28 januari 1876
Brief van Multatuli aan J. Waltman Jr. Enkel velletje postpapier, waarvan blz. 1 beschreven. (M.M.)
Wiesbaden 28 Januari 1876
Waarde Heer Waltman, Ik gis dat Ge moeielykheden met Uw drukkery hebt, al kan ik niet raden wàt. Ik maak dit op uit het lang wegblyven der revisie van vel 9 (die nu hierby gaat) en den proef van vel 10. Voor 'n paar dagen ontving ik Uw briefkaart, waarin stond: ‘ik schryf U spoedig nader.’ Meen volstrekt niet dat ik jacht maak.
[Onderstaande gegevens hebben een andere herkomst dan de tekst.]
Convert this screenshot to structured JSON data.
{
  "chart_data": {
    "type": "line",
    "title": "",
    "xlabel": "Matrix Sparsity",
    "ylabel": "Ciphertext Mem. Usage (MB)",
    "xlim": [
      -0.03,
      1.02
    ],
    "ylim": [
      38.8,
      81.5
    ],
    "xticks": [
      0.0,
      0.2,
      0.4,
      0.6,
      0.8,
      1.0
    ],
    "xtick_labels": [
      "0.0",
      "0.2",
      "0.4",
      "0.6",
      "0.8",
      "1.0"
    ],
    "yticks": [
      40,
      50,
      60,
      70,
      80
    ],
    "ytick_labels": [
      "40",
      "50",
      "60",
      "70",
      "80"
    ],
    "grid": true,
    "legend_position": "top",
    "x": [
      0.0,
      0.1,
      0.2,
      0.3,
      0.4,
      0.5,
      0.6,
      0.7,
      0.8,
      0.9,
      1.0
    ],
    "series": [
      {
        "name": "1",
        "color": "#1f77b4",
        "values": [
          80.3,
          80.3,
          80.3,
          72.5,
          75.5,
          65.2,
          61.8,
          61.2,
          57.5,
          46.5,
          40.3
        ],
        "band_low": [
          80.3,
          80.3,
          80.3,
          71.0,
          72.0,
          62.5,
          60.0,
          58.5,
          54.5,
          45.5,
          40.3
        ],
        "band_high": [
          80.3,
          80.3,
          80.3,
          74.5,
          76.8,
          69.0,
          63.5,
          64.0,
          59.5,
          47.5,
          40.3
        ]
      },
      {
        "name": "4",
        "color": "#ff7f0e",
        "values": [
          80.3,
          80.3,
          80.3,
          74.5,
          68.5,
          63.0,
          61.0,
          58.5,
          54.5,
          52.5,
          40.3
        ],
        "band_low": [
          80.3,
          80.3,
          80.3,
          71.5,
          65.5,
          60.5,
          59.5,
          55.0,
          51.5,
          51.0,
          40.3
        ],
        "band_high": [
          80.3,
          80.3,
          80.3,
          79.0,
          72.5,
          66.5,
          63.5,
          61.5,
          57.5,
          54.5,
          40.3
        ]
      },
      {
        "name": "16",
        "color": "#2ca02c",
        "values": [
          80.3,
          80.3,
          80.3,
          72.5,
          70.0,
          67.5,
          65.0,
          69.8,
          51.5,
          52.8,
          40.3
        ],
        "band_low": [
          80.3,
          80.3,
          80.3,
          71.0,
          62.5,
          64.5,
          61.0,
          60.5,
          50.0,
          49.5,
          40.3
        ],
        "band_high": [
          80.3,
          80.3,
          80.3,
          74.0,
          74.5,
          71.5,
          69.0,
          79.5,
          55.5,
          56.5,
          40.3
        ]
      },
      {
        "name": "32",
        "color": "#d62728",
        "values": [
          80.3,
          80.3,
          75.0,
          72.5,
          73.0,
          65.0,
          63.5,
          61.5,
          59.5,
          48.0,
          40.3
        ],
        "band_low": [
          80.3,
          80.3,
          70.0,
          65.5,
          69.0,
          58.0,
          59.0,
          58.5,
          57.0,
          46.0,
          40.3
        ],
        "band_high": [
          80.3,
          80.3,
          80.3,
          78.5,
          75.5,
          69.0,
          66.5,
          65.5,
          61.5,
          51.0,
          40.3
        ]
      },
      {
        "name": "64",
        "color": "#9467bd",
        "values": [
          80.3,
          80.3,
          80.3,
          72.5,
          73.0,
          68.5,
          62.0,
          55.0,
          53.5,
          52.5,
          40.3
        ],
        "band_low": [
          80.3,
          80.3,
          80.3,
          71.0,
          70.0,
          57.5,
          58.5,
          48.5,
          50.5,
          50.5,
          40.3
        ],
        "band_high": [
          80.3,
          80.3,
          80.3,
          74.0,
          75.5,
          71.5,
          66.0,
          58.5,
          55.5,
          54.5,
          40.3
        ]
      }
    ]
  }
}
Als ik vraag naar 'n uitblyvend stuk, is 't slechts om te voorkomen dat we al te lang wachten op iets dat weggeraakt kon zyn. Reken er op dat er iets zoek is, als ik 'n proef of revisie langer dan byv. 2 posten [1.] 2 posten: oorspr. stond er 1½ dag. na ontvangst niet terugzend.
Maar ik heb U over iets anders te schryven. Funke verzoekt m'n vrouw een nieuwe Bloemlezing uit m'n Werken te maken, daar de oude [2.] de oude: nl. die in 1865 was verschenen bij R.C. d'Ablaing van Giessenburg; zie V.W. XI, blz. 522. uitverkocht is. Nu heeft ze Uw vergunning noodig om ook wat te nemen uit de by U uitgekomen stukken. Staat ge dit toe? Me dunkt dat het geen kwaad kan, maar in allen geval moet ze U permissie vragen, en dit doe ik namens haar by dezen. Een woordje per briefkaart is voldoende.
Wees hartelyk gegroet van
t.a.v.
DouwesDekker
Om akkoord te gaan (niet om te jachten!) ik wacht proef van vel 10.